The first speaker, Dr W Scholte Op Reimer (Rotterdam, Netherlands) focused on what we can learn from various Euro Heart Surveys regarding the elderly. The Euro Heart Surveys provide us with data on more than 80,000 patients with a variety of heart diseases. There are, however, few evidence-based guidelines on how to treat elderly patients. Several challenges were outlined, such as the possibility of undertreatment, polypharmacy and co-morbidities, which complicate the picture. Dr Scholte Op Reimer suggested several courses of action including patient education, increasing compliance and earlier recognition of complications and side effects of medication.
Professor M C Deaton (Manchester, GB) focused on the elderly patient with coronary heart disease, specificially acute coronary syndromes (ACS). Although many of our patients are elderly, there is less evidence for practice in this group. Elderly patients with ACS often have atypical symptoms that are not recognised as cardiac and, less often, present with ST-elevation. Most therapies, including reperfusion and early invasive treatment, are not indicated due to age. Older patients benefit from aggressive treatment of ACS, but there is increased risk of adverse events, such as bleeding complications. Deaton concluded with a call for a paradigm shift in care: to teach what is typical for the elderly in ACS, to think geriatrics, modify therapies for elderly patients, develop geriatric competencies and to design services that benefit the elderly.
Dr D Fitzsimons (Belfast, GB) pointed out the fact that patients’ delay in seeking medical help when they experience the first symptoms of myocardial infarction (MI) contributes to higher mortality and morbidity. Also, it is evident that delay times in the elderly are longer than for younger patients. Dr Fitzsimons pointed out a number of factors that can contribute to this problem: the difficulty older patients may have differentiating cardiac symptoms from others, social factors such as living alone, and cognitive or sensory impairment. These factors represent a complex and challenging clinical picture and health professionals in a variety of settings must apply a wide repertoire of skills if elderly patients with symptoms of acute MI are to receive timely, evidence based care.
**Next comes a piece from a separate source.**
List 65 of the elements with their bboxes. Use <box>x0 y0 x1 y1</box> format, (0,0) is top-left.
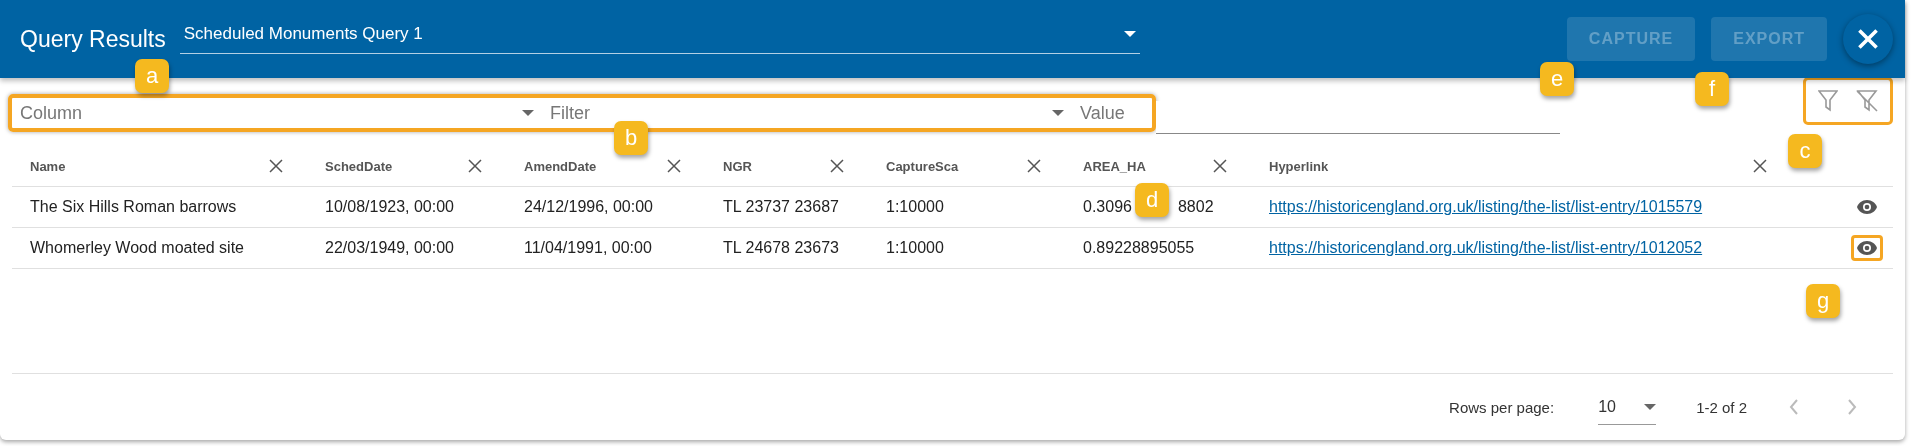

The majority of all heart failure patients are elderly, which makes the condition and its treatment more complex. Dr A Stromberg (Linkoping, Sweden) showed that follow-up by specialised heart failure programmes, often nurse-lead, can improve survival and the self-care behaviour in patients with heart failure, thus reducing the number of events (death/readmission) and the need for hospital care. The programme content covers intensive patient education, exercise counselling, self-care supportive strategies, detection and management of clinical deterioration and optimised treatment. Although heart failure programmes are recommended by guidelines, few patients receive this structured follow-up. However, many countries are now starting up these programmes.
The last speaker, Professor D Atar (Oslo, Norway), addressed the issue of polypharmacy in the elderly. He pointed out that polypharmacy in the elderly is extremely prevalent. The phenomenon is not only fully implemented in cardiovascular medicine, it is also in fact a hallmark of modern evidence-based medicine.
Professor Atar reported that the rate of side effects, interactions and adverse outcomes is low. Notably, the effects achieved with the usual cardiovascular medication in the elderly are as convincing as in the young, both in terms of mortality and morbidity, and even with regard to the quality of life. The key to success, however, is awareness of the particular frailty of the elderly. Atar gave the audience the advice “Start low – go slow”.